Государственная власть есть символ тех сил в эгрегоре соответствующего государства, которые обеспечивают его целостность и взаимосвязь его частей, а также взаимодействие с окружением. Чем жестче управление и структура государства, тем меньшую свободу воли и творчества имеют чиновники, реализующие эту власть. Разумеется, у высокого чина может возникнуть иллюзия, что он может делать все, чего желает его левая нога; но реально он находится под жестким контролем своего эгрегора, и все его желания, мысли и побуждения (включая исходящие от "левой ноги") запрограммированы эгрегором. Такова судьба всех диктаторов, стремящихся создать мощную систему управления на основе подавления. Создав ее и став во главе, они становятся ее рабами, марионетками эгрегора - в точном соответствии с поговоркой "За что боролись, на то и напоролись." Пикантный момент заключается в том, что эгрегор возникает существенно раньше соответствующей организации, и будущий правитель служит ему с самого начала своей деятельности по созданию (фактически) его материального символа, совершенно не отдавая себе отчета в том, сколь в малой степени его деятельность является творческой. (Тасование засаленной колоды штатных должностей и исполнителей нельзя считать творчеством. Кто исполняет танец: кукла или кукловод?) Наоборот, максимальную свободу воли и творчества имеет тот правитель, который создает минимально жесткую систему управления, обеспечивающую сопротивление хаотическому началу.

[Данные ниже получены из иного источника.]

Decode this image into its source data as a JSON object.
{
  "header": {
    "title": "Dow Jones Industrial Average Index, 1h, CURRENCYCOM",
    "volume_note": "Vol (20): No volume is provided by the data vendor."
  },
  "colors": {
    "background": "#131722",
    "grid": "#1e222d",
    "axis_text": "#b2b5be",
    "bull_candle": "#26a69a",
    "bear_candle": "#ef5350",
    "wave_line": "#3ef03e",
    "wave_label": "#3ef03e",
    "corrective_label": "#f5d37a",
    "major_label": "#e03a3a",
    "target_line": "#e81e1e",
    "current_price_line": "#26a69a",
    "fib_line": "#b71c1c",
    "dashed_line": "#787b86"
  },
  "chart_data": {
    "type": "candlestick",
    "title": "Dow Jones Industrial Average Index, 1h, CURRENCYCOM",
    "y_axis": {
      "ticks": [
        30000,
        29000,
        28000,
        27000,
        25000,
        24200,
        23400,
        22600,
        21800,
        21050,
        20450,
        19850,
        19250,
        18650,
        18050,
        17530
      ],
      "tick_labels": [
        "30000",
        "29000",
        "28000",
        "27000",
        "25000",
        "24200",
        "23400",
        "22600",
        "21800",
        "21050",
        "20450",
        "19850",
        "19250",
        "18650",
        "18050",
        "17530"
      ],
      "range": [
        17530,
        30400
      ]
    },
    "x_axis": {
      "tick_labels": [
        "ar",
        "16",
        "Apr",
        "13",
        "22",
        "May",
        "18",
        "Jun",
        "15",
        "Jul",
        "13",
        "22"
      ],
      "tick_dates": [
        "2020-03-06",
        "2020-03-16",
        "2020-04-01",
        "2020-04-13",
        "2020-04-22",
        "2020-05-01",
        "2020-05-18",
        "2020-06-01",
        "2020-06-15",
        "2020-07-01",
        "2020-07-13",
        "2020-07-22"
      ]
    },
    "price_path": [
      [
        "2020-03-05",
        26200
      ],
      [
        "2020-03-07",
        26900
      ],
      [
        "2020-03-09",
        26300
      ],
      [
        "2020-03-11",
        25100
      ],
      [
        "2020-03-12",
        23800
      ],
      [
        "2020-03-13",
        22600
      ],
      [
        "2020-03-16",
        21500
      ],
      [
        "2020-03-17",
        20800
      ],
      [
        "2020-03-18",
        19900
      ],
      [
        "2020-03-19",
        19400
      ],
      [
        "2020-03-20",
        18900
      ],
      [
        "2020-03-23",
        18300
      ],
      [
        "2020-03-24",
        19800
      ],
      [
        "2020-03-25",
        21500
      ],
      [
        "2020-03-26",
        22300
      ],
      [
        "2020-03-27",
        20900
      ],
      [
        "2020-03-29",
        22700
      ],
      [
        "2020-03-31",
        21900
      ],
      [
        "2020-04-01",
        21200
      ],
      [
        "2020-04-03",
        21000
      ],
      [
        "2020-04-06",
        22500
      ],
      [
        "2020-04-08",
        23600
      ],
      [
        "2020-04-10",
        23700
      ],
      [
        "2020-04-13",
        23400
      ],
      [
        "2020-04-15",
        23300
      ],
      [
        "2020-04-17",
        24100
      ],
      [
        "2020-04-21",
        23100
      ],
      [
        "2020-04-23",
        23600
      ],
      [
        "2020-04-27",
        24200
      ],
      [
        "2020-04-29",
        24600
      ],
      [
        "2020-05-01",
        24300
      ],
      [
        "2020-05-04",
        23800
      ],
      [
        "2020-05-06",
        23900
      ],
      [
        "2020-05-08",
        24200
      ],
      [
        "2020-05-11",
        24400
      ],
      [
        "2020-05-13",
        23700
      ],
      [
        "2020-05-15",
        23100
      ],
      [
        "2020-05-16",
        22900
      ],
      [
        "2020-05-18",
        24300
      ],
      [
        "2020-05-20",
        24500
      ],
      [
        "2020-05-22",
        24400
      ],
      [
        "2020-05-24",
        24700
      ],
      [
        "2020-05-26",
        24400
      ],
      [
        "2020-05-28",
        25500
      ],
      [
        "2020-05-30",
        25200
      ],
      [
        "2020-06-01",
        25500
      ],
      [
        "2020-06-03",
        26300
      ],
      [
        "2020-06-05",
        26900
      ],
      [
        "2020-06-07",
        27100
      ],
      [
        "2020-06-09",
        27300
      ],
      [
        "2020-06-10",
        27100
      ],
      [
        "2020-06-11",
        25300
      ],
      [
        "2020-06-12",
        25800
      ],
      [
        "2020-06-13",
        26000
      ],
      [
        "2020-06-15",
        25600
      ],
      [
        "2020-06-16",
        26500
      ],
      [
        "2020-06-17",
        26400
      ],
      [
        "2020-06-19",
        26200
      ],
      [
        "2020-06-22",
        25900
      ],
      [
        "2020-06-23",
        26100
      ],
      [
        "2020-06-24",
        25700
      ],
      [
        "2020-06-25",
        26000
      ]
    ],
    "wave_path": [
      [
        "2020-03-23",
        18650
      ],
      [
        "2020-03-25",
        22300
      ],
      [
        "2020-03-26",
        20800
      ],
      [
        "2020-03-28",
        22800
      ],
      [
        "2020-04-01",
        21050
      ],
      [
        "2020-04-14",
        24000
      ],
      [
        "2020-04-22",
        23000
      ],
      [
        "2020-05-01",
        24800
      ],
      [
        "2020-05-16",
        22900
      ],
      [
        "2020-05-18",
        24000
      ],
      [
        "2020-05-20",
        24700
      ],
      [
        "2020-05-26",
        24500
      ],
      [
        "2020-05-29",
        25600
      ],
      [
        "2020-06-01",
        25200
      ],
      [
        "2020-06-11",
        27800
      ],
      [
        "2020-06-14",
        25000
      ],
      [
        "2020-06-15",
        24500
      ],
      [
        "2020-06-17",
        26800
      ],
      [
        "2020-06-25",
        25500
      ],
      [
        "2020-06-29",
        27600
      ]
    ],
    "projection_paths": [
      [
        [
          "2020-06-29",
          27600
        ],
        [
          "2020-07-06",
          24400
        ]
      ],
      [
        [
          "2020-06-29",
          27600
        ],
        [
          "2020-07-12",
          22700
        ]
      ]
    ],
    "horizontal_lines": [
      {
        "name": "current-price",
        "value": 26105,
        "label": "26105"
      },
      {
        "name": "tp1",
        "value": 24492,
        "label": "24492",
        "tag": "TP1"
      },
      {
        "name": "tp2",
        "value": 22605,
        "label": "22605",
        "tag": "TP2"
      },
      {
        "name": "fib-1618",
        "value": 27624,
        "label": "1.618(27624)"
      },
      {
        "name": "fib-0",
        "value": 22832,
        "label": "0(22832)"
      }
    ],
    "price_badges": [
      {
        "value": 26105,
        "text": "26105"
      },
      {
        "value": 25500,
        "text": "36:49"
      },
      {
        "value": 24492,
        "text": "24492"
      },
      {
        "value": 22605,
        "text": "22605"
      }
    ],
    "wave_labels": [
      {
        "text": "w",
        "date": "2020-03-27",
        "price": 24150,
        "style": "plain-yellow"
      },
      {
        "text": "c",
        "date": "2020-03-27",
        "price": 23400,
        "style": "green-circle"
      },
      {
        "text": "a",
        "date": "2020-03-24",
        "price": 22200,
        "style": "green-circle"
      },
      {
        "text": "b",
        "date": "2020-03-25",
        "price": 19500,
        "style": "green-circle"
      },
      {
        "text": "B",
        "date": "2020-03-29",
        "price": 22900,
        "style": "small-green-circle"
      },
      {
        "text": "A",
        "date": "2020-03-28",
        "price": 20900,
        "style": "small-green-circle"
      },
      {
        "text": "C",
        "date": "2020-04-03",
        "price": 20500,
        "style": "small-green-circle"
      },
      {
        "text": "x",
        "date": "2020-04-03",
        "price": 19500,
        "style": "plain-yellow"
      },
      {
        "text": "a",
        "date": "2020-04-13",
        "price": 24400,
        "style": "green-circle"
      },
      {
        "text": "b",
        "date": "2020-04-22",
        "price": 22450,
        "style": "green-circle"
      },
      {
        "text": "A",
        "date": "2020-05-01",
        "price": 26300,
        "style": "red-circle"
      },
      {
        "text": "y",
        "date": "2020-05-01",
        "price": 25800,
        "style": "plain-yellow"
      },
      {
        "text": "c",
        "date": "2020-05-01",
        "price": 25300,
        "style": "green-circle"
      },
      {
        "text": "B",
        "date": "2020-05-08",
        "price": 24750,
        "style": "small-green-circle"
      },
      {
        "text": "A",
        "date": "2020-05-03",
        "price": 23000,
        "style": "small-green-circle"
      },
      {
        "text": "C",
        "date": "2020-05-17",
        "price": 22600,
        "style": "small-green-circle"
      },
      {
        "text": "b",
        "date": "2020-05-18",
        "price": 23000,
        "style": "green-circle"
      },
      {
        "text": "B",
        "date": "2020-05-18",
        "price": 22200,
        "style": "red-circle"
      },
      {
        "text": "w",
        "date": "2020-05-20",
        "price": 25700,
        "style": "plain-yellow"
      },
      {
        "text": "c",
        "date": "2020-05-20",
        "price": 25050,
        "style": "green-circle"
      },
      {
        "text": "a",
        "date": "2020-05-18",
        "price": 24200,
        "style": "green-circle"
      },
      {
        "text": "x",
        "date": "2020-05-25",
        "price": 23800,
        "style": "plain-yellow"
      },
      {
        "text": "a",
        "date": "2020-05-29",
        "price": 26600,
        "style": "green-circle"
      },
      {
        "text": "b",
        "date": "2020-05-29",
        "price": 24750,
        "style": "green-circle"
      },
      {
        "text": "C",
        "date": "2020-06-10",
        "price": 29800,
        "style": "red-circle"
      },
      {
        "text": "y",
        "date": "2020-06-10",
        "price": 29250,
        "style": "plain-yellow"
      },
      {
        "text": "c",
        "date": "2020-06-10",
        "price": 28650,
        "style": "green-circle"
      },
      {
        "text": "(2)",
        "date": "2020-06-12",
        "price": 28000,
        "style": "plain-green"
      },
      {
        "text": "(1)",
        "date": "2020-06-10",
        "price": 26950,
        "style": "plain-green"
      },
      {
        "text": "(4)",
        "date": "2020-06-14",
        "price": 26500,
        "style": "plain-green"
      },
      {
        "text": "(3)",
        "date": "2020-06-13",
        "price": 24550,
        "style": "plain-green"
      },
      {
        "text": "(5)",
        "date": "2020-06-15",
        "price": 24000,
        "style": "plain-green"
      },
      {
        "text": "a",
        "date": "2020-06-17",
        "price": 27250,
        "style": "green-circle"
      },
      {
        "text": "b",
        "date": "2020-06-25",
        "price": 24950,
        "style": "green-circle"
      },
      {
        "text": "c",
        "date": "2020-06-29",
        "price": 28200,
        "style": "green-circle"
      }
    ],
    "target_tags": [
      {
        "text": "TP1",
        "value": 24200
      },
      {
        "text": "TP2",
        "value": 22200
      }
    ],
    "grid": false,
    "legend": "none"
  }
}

Основная функция государственной власти - поддержание структуры государственного эгрегора в условиях внутреннего и внешнего давления, грозящего его уничтожить. Ввиду того что политическая власть явно относится к видимому миру, возникает иллюзия, что главные ее враги - видимые: враждебное окружение, контрреволюция, расхитители и т. п. Однако (как всегда) видимые враги суть лишь символы врагов в тонком мире, и там же находятся опаснейшие враги эгрегора, действия которых имеют в качестве видимых символов явления, на первый взгляд довольно невинные. Здесь очень многое зависит от того, насколько силен эгрегор.
Чем опасна мирная демонстрация протеста? Зачем ее обязательно разгонять? Наивный ответ заключается в том, что нельзя дать людям почувствовать свое единство и тем самым укрепить свои силы. Это, конечно, справедливо, но все же жестокость, с которой власти часто подавляют подобные выступления, находится в таком несоответствии с их реальной угрозой, что можно заподозрить что-то еще. В действительности демонстрация жестоко подавляется тогда, когда она является символом уже значительного сопротивления, возникшего внутри данного государственного эгрегора, которое требует реакции подавления соответствующей силы, что внешне может проявиться в немотивированной (на внешнем уровне) жестокости. Глава государства может в минуту просветления спросить себя: "А с чего это я их так ненавижу?" А ведь ненависть в него вложена эгрегором, и основная работа (разумеется, неосознаваемая) совершается им именно в тонком мире. Подобная ситуация описана в Ветхом Завете: "…но Господь ожесточил сердце фараона…" (Исход 11:10).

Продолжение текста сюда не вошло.